Тремилко вперёд взрослых высунуться не смел. Все посмотрели на Комыню. Шегардаец передёрнул плечами:

— А по Беде прибежал, когда полгубы в ворота ломилось. Грамотный — страсть, тем и живёт. Кому письмо, кому — дела выправить… Иным в суде помогает. Челобитную выправит, что поди откажи. Ради последнего камышничка закон истолкует — на белом оботуре не объедешь! Но это я вам, желанные, с чужих слов доношу, самого-то меня Владычица миловала. Ни суда не знал, ни тюрьмы и, за правду свою, да не узнаю…

— А вот не зарекался бы. От сумы да тюрьмы, — хохотнул Шагала. Сытый, непривычно добрый, разомлевший в тепле.

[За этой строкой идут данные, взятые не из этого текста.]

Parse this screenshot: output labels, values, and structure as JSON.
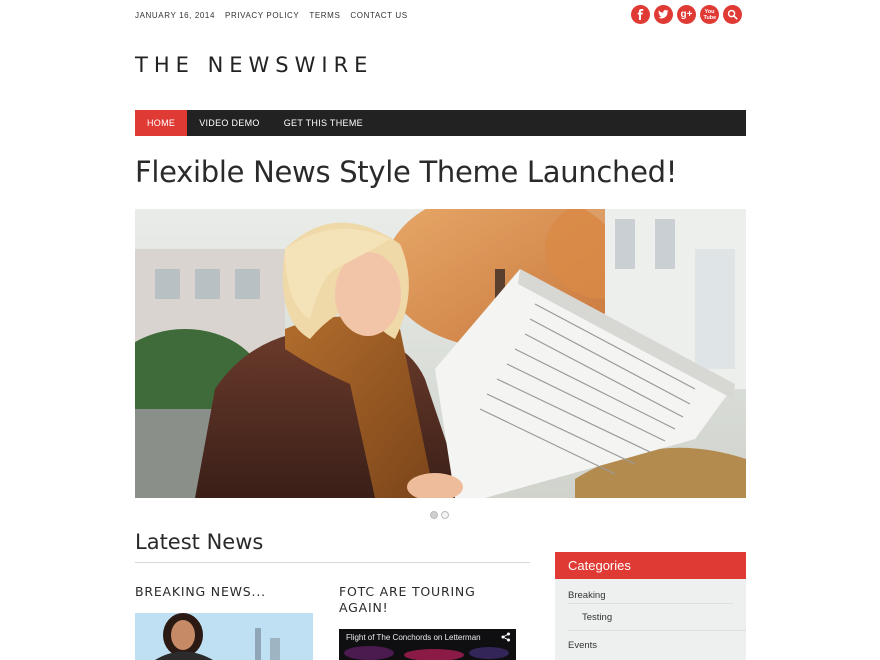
{
  "topbar": {
    "date": "JANUARY 16, 2014",
    "links": [
      "PRIVACY POLICY",
      "TERMS",
      "CONTACT US"
    ]
  },
  "social": {
    "icons": [
      "facebook-icon",
      "twitter-icon",
      "google-plus-icon",
      "youtube-icon",
      "search-icon"
    ],
    "color": "#e03a35",
    "youtube_label": "You Tube",
    "gplus_label": "g+"
  },
  "site": {
    "title": "THE NEWSWIRE"
  },
  "nav": {
    "items": [
      "HOME",
      "VIDEO DEMO",
      "GET THIS THEME"
    ],
    "active": "HOME",
    "bg": "#222222",
    "accent": "#e03a35"
  },
  "hero": {
    "headline": "Flexible News Style Theme Launched!",
    "slides": 2,
    "active_slide": 1
  },
  "latest": {
    "title": "Latest News",
    "posts": [
      {
        "title": "BREAKING NEWS..."
      },
      {
        "title": "FOTC ARE TOURING AGAIN!",
        "video_title": "Flight of The Conchords on Letterman"
      }
    ]
  },
  "categories": {
    "title": "Categories",
    "items": [
      "Breaking",
      "Testing",
      "Events"
    ]
  }
}
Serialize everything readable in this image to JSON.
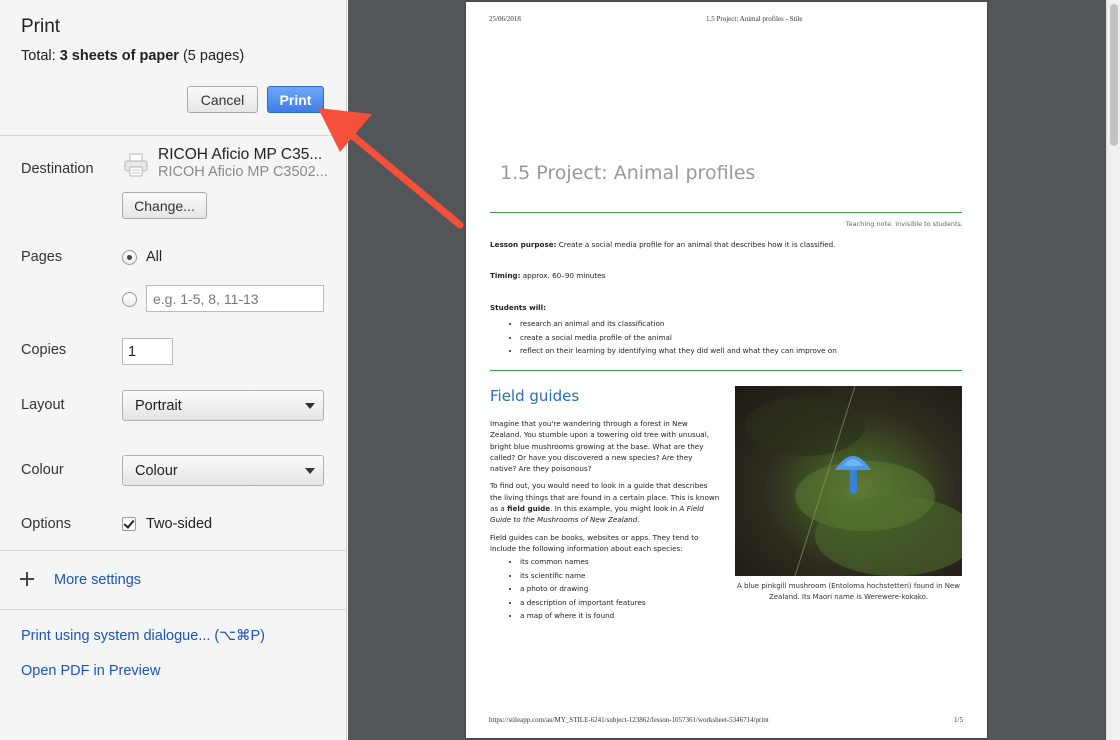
{
  "panel": {
    "title": "Print",
    "total_prefix": "Total: ",
    "total_bold": "3 sheets of paper",
    "total_suffix": " (5 pages)",
    "cancel_label": "Cancel",
    "print_label": "Print"
  },
  "destination": {
    "label": "Destination",
    "printer_name": "RICOH Aficio MP C35...",
    "printer_sub": "RICOH Aficio MP C3502...",
    "change_label": "Change..."
  },
  "pages": {
    "label": "Pages",
    "all_label": "All",
    "custom_placeholder": "e.g. 1-5, 8, 11-13"
  },
  "copies": {
    "label": "Copies",
    "value": "1"
  },
  "layout": {
    "label": "Layout",
    "value": "Portrait"
  },
  "colour": {
    "label": "Colour",
    "value": "Colour"
  },
  "options": {
    "label": "Options",
    "two_sided_label": "Two-sided",
    "two_sided_checked": true
  },
  "more_settings_label": "More settings",
  "links": {
    "system_dialogue": "Print using system dialogue... (⌥⌘P)",
    "open_pdf": "Open PDF in Preview"
  },
  "colors": {
    "accent": "#3d7de6",
    "link": "#1a55b8",
    "arrow": "#f4503a",
    "preview_bg": "#525659",
    "rule": "#3aa04a"
  },
  "preview": {
    "header_date": "25/06/2018",
    "header_title": "1.5 Project: Animal profiles - Stile",
    "doc_title": "1.5 Project: Animal profiles",
    "teaching_note": "Teaching note. Invisible to students.",
    "purpose_label": "Lesson purpose:",
    "purpose_text": " Create a social media profile for an animal that describes how it is classified.",
    "timing_label": "Timing:",
    "timing_text": " approx. 60–90 minutes",
    "students_will": "Students will:",
    "student_goals": [
      "research an animal and its classification",
      "create a social media profile of the animal",
      "reflect on their learning by identifying what they did well and what they can improve on"
    ],
    "field_heading": "Field guides",
    "para1": "Imagine that you're wandering through a forest in New Zealand. You stumble upon a towering old tree with unusual, bright blue mushrooms growing at the base. What are they called? Or have you discovered a new species? Are they native? Are they poisonous?",
    "para2_a": "To find out, you would need to look in a guide that describes the living things that are found in a certain place. This is known as a ",
    "para2_b": "field guide",
    "para2_c": ". In this example, you might look in ",
    "para2_d": "A Field Guide to the Mushrooms of New Zealand",
    "para2_e": ".",
    "para3": "Field guides can be books, websites or apps. They tend to include the following information about each species:",
    "field_list": [
      "its common names",
      "its scientific name",
      "a photo or drawing",
      "a description of important features",
      "a map of where it is found"
    ],
    "photo_caption": "A blue pinkgill mushroom (Entoloma hochstetteri) found in New Zealand. Its Maori name is Werewere-kokako.",
    "footer_url": "https://stileapp.com/au/MY_STILE-6241/subject-123862/lesson-1057361/worksheet-5346714/print",
    "footer_page": "1/5"
  }
}
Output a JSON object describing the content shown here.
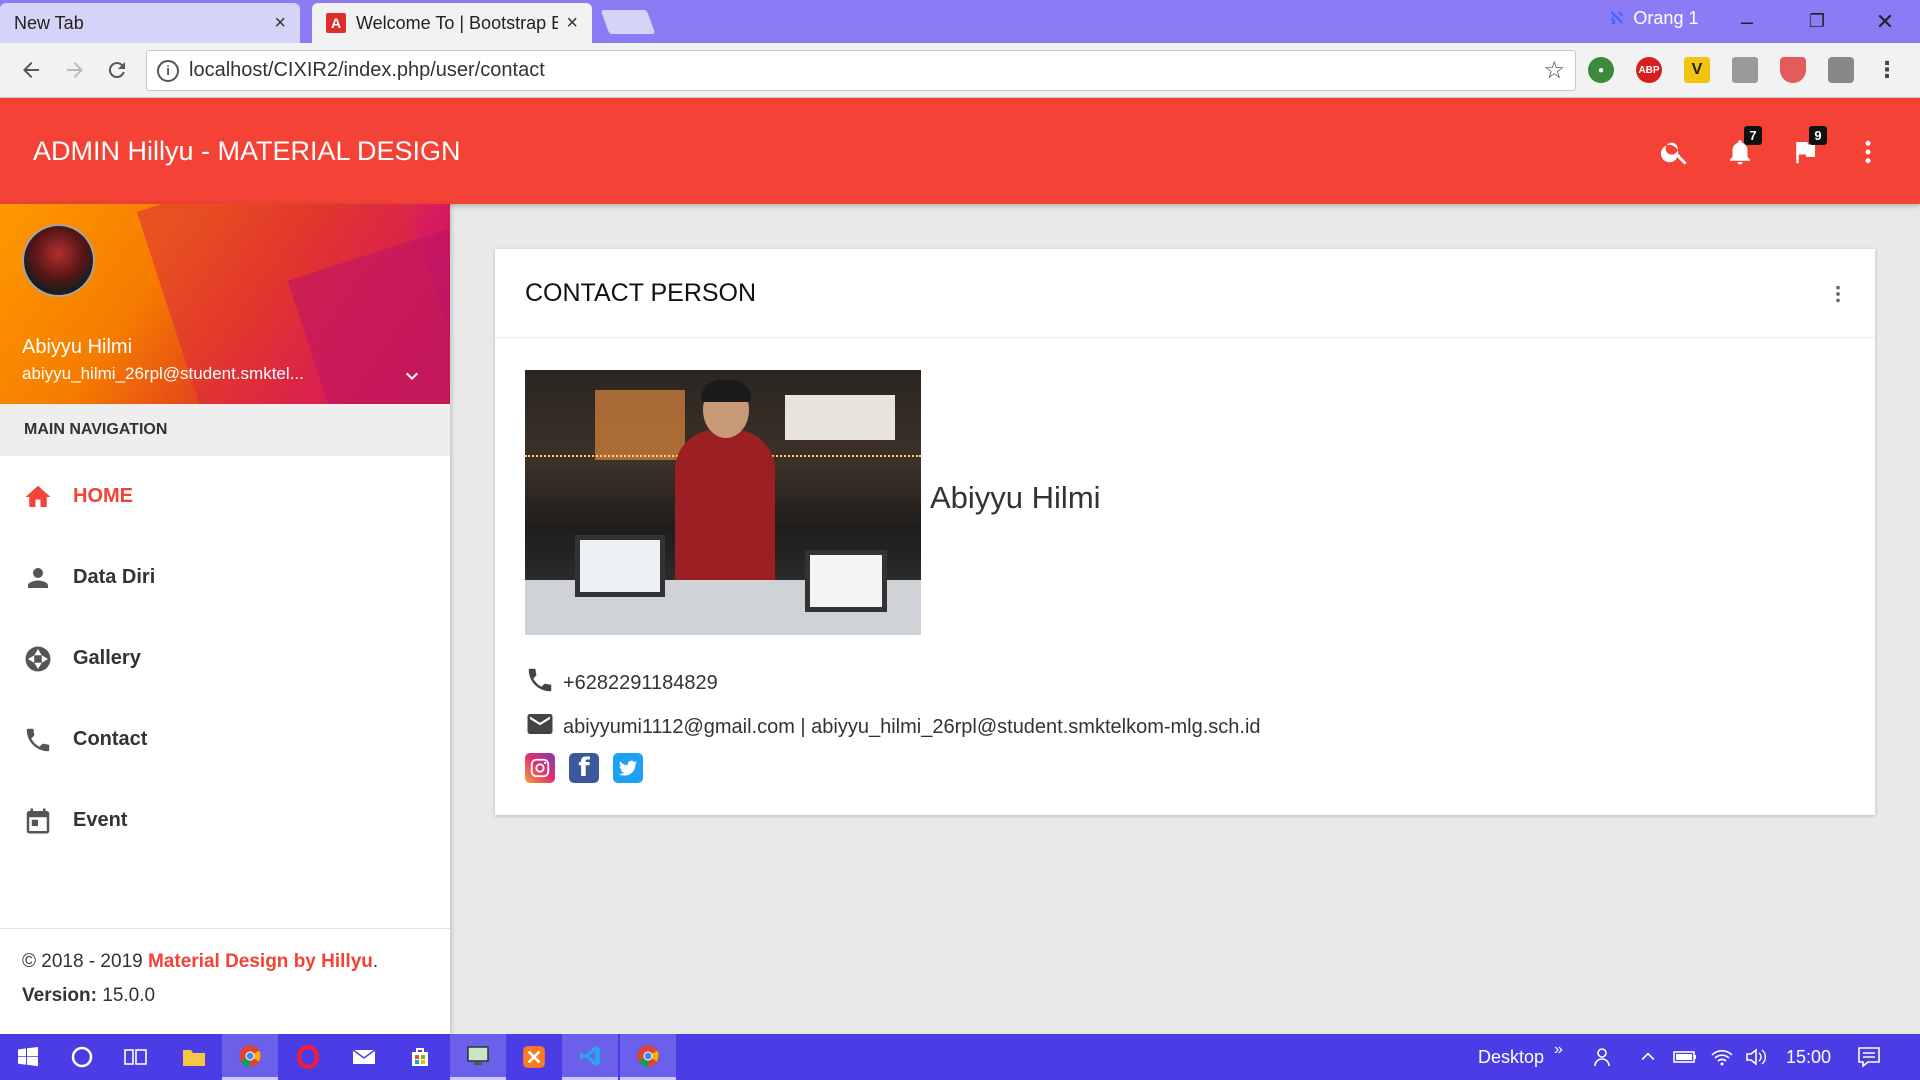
{
  "browser": {
    "tabs": [
      {
        "title": "New Tab",
        "close": "×"
      },
      {
        "title": "Welcome To | Bootstrap B",
        "close": "×",
        "favicon": "A"
      }
    ],
    "profile": "Orang 1",
    "window_controls": {
      "minimize": "–",
      "restore": "❐",
      "close": "✕"
    },
    "url": "localhost/CIXIR2/index.php/user/contact",
    "extensions": {
      "abp": "ABP",
      "v": "V"
    }
  },
  "app": {
    "title": "ADMIN Hillyu - MATERIAL DESIGN",
    "notifications_count": "7",
    "flags_count": "9",
    "accent_color": "#f44236"
  },
  "user": {
    "name": "Abiyyu Hilmi",
    "email": "abiyyu_hilmi_26rpl@student.smktel..."
  },
  "sidebar": {
    "nav_header": "MAIN NAVIGATION",
    "items": [
      {
        "label": "HOME",
        "icon": "home-icon",
        "active": true
      },
      {
        "label": "Data Diri",
        "icon": "person-icon",
        "active": false
      },
      {
        "label": "Gallery",
        "icon": "camera-shutter-icon",
        "active": false
      },
      {
        "label": "Contact",
        "icon": "phone-icon",
        "active": false
      },
      {
        "label": "Event",
        "icon": "calendar-icon",
        "active": false
      }
    ],
    "footer": {
      "copyright": "© 2018 - 2019 ",
      "brand": "Material Design by Hillyu",
      "period": ".",
      "version_label": "Version:",
      "version_value": " 15.0.0"
    }
  },
  "card": {
    "title": "CONTACT PERSON",
    "name": "Abiyyu Hilmi",
    "phone": "+6282291184829",
    "email": "abiyyumi1112@gmail.com | abiyyu_hilmi_26rpl@student.smktelkom-mlg.sch.id",
    "socials": [
      "instagram-icon",
      "facebook-icon",
      "twitter-icon"
    ]
  },
  "taskbar": {
    "desktop_label": "Desktop",
    "chevron": "»",
    "time": "15:00"
  }
}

Комыня испугался. Съёжился, умолк.

Больше ничего занятного в письме не было. Кажется, молодому жрецу впрямь неплохо жилось за святым дедушкой, настоятелем шегардайских мораничей. Пороша, читая, ждал жалоб на Люторада. Он помнил, как Ветер с непреклонной учтивостью отвергал младшего Краснопева, желавшего на служение в Чёрную Пятерь. Лихарь, исступленик в вере, тоже звать его не спешил. «Мы служим Матери клинком и стрелой, Лютораду оружие — хвала и молитва, — вроде бы сказал он Хотёну. — Нешто охота пришла вместо воинского радения в хвалебники углубляться?»

— «…Засим остаюсь почтительный сын ваш и брат любящий, рекомый Другоня».

Имя было начертано своеручно, торжественными андархскими буквами. Если следовать правилам чтения, ими подразумеваемым, звучало красиво и гордо: Дроугоний.


К тому времени, когда Пороша кончил читать, Шагала уже спал, откинувшись на лавке. В доме верных можно было не думать о бдительности. Пороша сам был бы рад залечь рядом с товарищем и спать до завтрашнего полудня… вкусное пиво, выставленное хозяином, понудило отправиться для начала в задок.

Вылезая через порог в сени, он заметил, как снялся с лавки Комыня.

Тут же вспомнил: пока читалось письмо, горожанин всё смотрел на него, раздумывал, на что-то решался.